This New Man-Made Sun Is 10,000 Times More Intense Than Sunlight on Earth

It’s a bright idea that just might help humans create solar fuel

Synlight may brighten researchers' chances of creating carbon-neutral solar fuel. DLR
Put on your sunglasses—when in action, this artificial sun is 10,000 times brighter than the usual solar radiation here on Earth. DLR

Hot. Radiant. Bright. Our nearest star is many things, but you’re lucky that it’s 93 million miles away—if you got too close, you’d incinerate in its 9,940°F heat. How, then, are scientists supposed to study ways to create solar fuel? As Hannah Devlin reports for The Guardian, the German Aerospace Center (DLR) has an answer: a gigantic artificial sun. And they just powered up this massive device earlier this week.

The man-made star isn’t quite as powerful as the one we orbit, and that’s a good thing. It still manages to pack quite a punch in terms of light generation and heat. On its website, the DLR boasts that it produces 10,000 times more light than the surface radiation detected on Earth’s surface and heats up to 5,432°F—all with the help of an array of 149 gigantic spotlights. Appropriately, it’s called Synlight, and it cost a whopping $3.8 million to build, reports Laura Mallonee for Wired.

Recreating the star we orbit sounds fun, but this is serious business.  Already under construction are solar power stations that use the sun’s radiation to turn water into steam, which then produces electricity. And scientists have long been in search of ways to develop solar fuels—synthetic fuels that use the heat of the sun to turn chemicals into clean energy sources.
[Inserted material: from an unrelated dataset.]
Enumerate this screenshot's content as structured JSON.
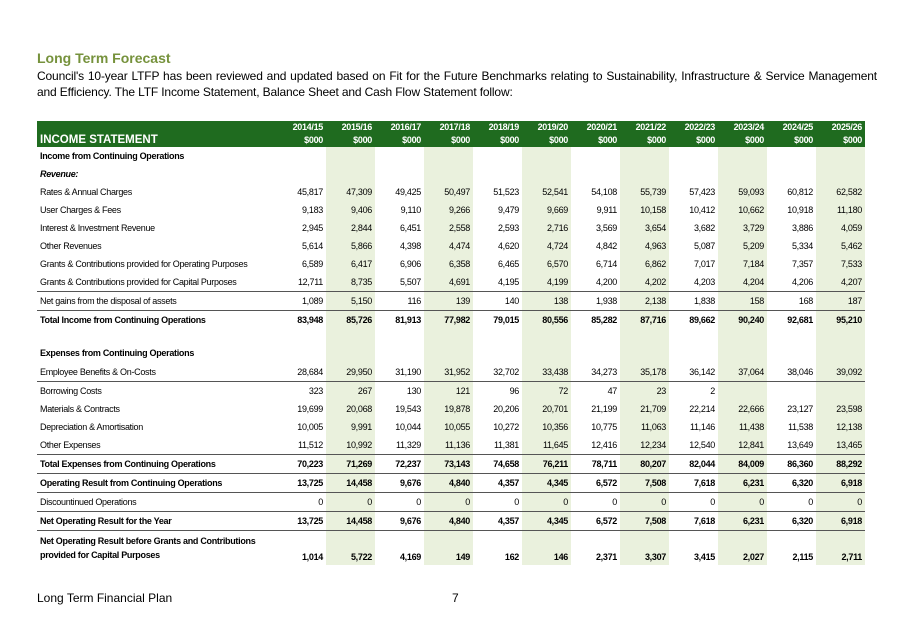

Right now, clean-burning hydrogen is the most attractive candidate, but it’s nearly impossible to turn it into fuel without using huge amounts of energy.

That’s where the sun comes in. If scientists are able to harness its heat and radiation, they could use the sun as the ultimate free, endlessly powered battery. But Europeans struggle with cloudy skies, so scientific work on such fuels is often hampered by rainy days.

Advances toward artificial photosynthesis—breaking water into oxygen and hydrogen—and solar fuel have been made, but as Richard Martin reports for the MIT Technology Review, it’s taking a long time. Synlight is another step on that road, one that scientists hope could one day remove carbon-releasing fuels from roads and make powering our lives inexpensive and carbon-neutral. Solar fuels have even been produced already, but as the DLR notes, the processes must be scaled up and taken out of the lab if they’re going to be of any use to humankind.

Perhaps with the help of a fake sun that doesn’t care about clouds and can operate at any time, solar fuel for all will become a reality much more quickly. Researchers certainly have bright hopes for a future that uses a far-off star to fuel human activity—and with the help of Synlight and similar tools, they just might turn that sunny dream into a reality.